14 de junho 2023 - 16:21

Mário Jorge Neves diz que a nova lei-quadro das ordens profissionais e o novo estatuto da Ordem dos Médicos são medidas que “passam a ficar registadas como o exemplo dramático da capitulação político-ideológica do Partido Socialista ao neoliberalismo mais extremista de inspiração thatcheriana”.

PARTILHAR
Saúde. Foto de Paulete Matos.
Saúde. Foto de Paulete Matos.

O coordenador da Comissão para a Reforma da Saúde Pública, Mário Jorge Neves, apresentou a sua demissão numa carta em que denuncia um “somatório monstruoso de medidas do Governo” e a “ingerência política e governativa na autonomia e independência técnico-científica da profissão médica”.

O médico estava nestas funções desde 2020 escreveu que não se quer prestar “em circunstância alguma, em fazer um papel de colaboracionista com qualquer tipo de atentado à minha dignidade de médico”.

Uma das razões apresentadas é a nova lei-quadro das ordens profissionais e o novo estatuto da Ordem dos Médicos que considera “uma violenta e escandalosa tentativa de liquidação de elementares competências legais da Ordem dos Médicos e de ingerência política e governativa na autonomia e independência técnico-científica da profissão médica”.

Para ele, “as disposições da livre concorrência” constantes destas medidas “sobrepõem-se a tudo, esmagando as garantias da qualidade do exercício da profissão médica e os níveis de segurança dos actos próprios dos médicos”. Exemplo dessa livre concorrência, vinca, é chegar “ao ponto de possibilitar o exercício da profissão médica sem necessidade de inscrição na Ordem dos Médicos”.

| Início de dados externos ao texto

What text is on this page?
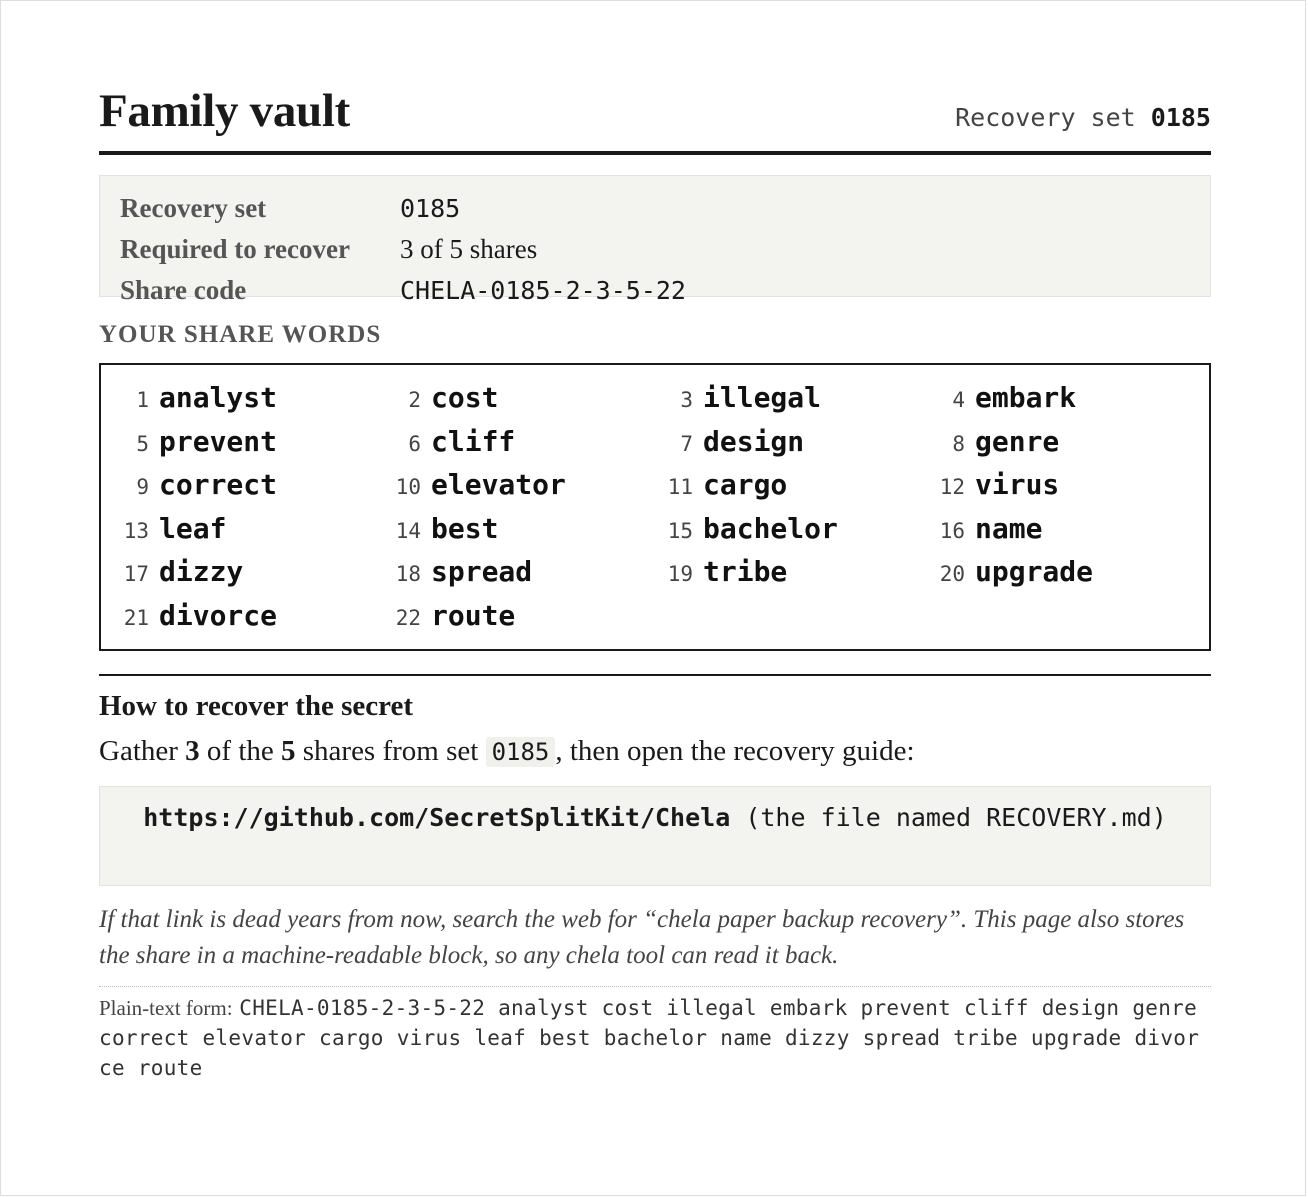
Family vault	Recovery set 0185
Recovery set	0185
Required to recover	3 of 5 shares
Share code	CHELA-0185-2-3-5-22
YOUR SHARE WORDS
1 analyst	2 cost	3 illegal	4 embark
5 prevent	6 cliff	7 design	8 genre
9 correct	10 elevator	11 cargo	12 virus
13 leaf	14 best	15 bachelor	16 name
17 dizzy	18 spread	19 tribe	20 upgrade
21 divorce	22 route
How to recover the secret
Gather 3 of the 5 shares from set 0185 , then open the recovery guide:
https://github.com/SecretSplitKit/Chela (the file named RECOVERY.md)
If that link is dead years from now, search the web for “chela paper backup recovery”. This page also stores the share in a machine-readable block, so any chela tool can read it back.
Plain-text form: CHELA-0185-2-3-5-22 analyst cost illegal embark prevent cliff design genre correct elevator cargo virus leaf best bachelor name dizzy spread tribe upgrade divorce route
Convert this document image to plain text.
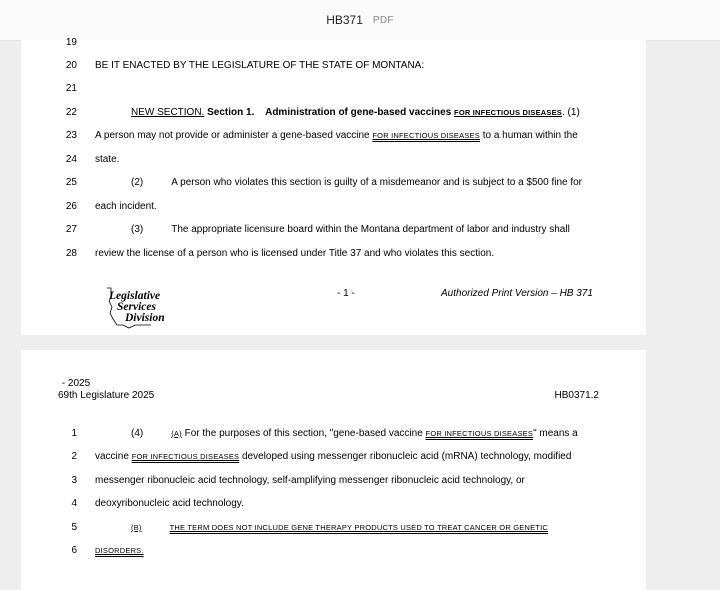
HB371 PDF
19
20 BE IT ENACTED BY THE LEGISLATURE OF THE STATE OF MONTANA:
21
22	NEW SECTION. Section 1.    Administration of gene-based vaccines FOR INFECTIOUS DISEASES. (1)
23 A person may not provide or administer a gene-based vaccine FOR INFECTIOUS DISEASES to a human within the
24 state.
25	(2)	A person who violates this section is guilty of a misdemeanor and is subject to a $500 fine for
26 each incident.
27	(3)	The appropriate licensure board within the Montana department of labor and industry shall
28 review the license of a person who is licensed under Title 37 and who violates this section.
Legislative
Services
Division
- 1 -	Authorized Print Version – HB 371
- 2025
69th Legislature 2025	HB0371.2
1	(4)	(A) For the purposes of this section, "gene-based vaccine FOR INFECTIOUS DISEASES" means a
2 vaccine FOR INFECTIOUS DISEASES developed using messenger ribonucleic acid (mRNA) technology, modified
3 messenger ribonucleic acid technology, self-amplifying messenger ribonucleic acid technology, or
4 deoxyribonucleic acid technology.
5	(B)	THE TERM DOES NOT INCLUDE GENE THERAPY PRODUCTS USED TO TREAT CANCER OR GENETIC
6 DISORDERS.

O ex-dirigente da FNAM não poupa nas palavras e avalia: “estas medidas passam a ficar registadas como o exemplo dramático da capitulação político-ideológica do Partido Socialista ao neoliberalismo mais extremista de inspiração thatcheriana”.

Exemplos disso, são a criação de “estágios” e de “os médicos no início da sua actividade profissional deixarem de ser considerados médicos internos e passarem a ser “estagiários”.”Assim, o seu contrato de trabalha passa a ser um “contrato de estágio” e o salário mensal passa a ser “ bolsa de estágio mensal”. Com isto, assegura, “o Governo está a escancarar as portas para em seguida poder ser liquidada a Carreira Médica e ser estabelecida uma extrema precariedade laboral a nível dos médicos mais jovens”.

Para além disso, critica a criação de um “provedor de serviços não médico”. Afirma que “estabelecer a criação de um órgão de supervisão para regular o exercício da profissão médica, presidido por um cidadão não médico e constituído maioritariamente por não médicos, que vai ao extremo de intervir na definição de regras dos estágios profissionais e até das próprias especialidades e, ainda, estabelecer órgãos disciplinares integrados por não médicos, constituem um somatório monstruoso destas medidas governamentais”. Falando na instauração de um “clima do comissariado político cavaquista inaugurado em 1988 com as nomeações político-partidárias para os vários níveis de gestão dos serviços públicos de saúde e que tem sido um decisivo factor de erosão e debilitamento do SNS”. Para ele, “nem nos tempos do regime ditatorial deposto em Abril de 1974 houve descaramento político para ir tão longe”.

Mário Jorge Neves invoca o processo de criação de um “curador” na saúde. “Em Novembro de 1972, o fascismo procedeu à anulação da eleição dos dirigentes da Secção Regional Sul da Ordem dos Médicos, a polícia política de então (PIDE) ocupou a sede da Ordem dos Médicos em Lisboa, prendeu vários dirigentes e encerrou as instalações”, lembra, acrescentando “são estes os antecedentes inquietantes que nos trazem à memória tempos negros de ódio aos médicos e às suas organizações representativas”.

A missiva em que se demite termina declarando que “a gravidade brutal destas medidas impõe à minha consciência cívica um imperativo de intervenção enérgica na luta que, inevitavelmente, se avizinha” e se continuasse como coordenador “estava eticamente limitado para ter uma intervenção de contestação”. Mais, a sua “dignidade profissional como médico” não lhe “permite continuar a desempenhar essas funções porque isso significaria muito simplesmente colocar-me como cúmplice activo desta ofensiva liquidacionista do Governo contra os médicos e o SNS”.